Highest concentration of supermassive black holes ever seen

More than seven million seconds of observation will have been necessary for the Chandra telescope to define the deepest image ever obtained by X-rays. It thus reveals the highest concentration of supermassive black holes ever seen.

By their very essence, black holes are invisible. What gives them away is their intense gravitational field. The latter “suck up” the surrounding matter, forming accretion disks composed of plasma superheated by compression of the order of ten billion degrees which emit X and gamma photons. A few days ago, the Chandra X-ray telescope captured an exceptional image revealing thousands of supermassive black holes, some of which appear shortly after the Big Bang.

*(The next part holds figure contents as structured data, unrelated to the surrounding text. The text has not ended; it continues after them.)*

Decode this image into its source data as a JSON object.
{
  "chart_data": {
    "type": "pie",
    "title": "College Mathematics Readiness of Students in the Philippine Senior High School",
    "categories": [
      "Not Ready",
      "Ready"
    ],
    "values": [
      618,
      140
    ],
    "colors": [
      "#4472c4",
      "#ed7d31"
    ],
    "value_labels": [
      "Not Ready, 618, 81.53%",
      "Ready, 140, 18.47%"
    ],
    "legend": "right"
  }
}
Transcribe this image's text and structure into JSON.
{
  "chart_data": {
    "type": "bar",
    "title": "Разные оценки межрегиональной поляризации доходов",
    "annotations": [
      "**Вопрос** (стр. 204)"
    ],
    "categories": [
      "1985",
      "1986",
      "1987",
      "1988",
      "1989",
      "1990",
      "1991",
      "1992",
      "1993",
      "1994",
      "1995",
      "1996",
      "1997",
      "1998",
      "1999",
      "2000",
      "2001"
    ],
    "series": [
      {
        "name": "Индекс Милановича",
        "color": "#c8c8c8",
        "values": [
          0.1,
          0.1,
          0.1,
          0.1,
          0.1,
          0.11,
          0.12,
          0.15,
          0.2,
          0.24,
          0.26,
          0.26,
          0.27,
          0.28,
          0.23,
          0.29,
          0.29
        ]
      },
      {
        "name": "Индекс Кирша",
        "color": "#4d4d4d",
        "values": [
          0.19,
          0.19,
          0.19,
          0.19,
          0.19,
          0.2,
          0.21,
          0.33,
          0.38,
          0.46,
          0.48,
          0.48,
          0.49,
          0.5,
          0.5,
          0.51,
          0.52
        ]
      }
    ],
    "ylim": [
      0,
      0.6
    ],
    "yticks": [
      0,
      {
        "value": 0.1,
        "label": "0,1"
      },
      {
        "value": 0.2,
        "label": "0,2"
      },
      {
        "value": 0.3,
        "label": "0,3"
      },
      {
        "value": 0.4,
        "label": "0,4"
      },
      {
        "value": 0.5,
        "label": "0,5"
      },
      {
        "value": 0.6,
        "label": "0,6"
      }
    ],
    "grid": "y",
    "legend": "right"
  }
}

The concentration of these monsters of light engulfing everything in their path in the central region of the photo is unprecedented — “ you have in the center of the image the equivalent of 5,000 supermassive black holes with masses between 100,000 and 10 billion times the mass of the Sun concentrated in an area the size of the full moon. It’s like having a billion black holes stretched across the entire night sky says Bin Luo, one of the team members and professor of astronomy at Nanjing University.  » With this one stunning image, we can explore the early days of black holes in the universe and see how they evolve over time. thread of billions of years “, adds Niel Brandt, of the Pennsylvania State University.

Credits: X-ray: NASA/CXC/Penn State/B.

Observing the same region of the sky long enough (7 million seconds, or about 11.5 weeks), NASA’s Chandra telescope combined with data from Hubble (2,000 galaxies 12 and 13 billion light-years away Earth) has indeed been able to study a large number of growing black holes, some of which appear shortly after the Big Bang. This new ultra-deep X-ray image will allow researchers to explore how supermassive black holes suddenly expanded one to two billion years after the Big Bang. Thanks to these data, the researchers have already discovered that these black holes had mainly developed in bursts rather than a slow accumulation of matter. Furthermore, the « seeds » of these behemoths are probably very heavy with masses between 10,000 and 100,000 times that of the sun.

Further work and future X-ray observations will be needed to provide a definitive solution to the mystery of how supermassive black holes were able to grow to such large masses so quickly. A larger sample of distant galaxies will notably be studied by the James Webb Space Telescope which will soon be launched by NASA. Enough to deepen our field of study of black holes at record distances.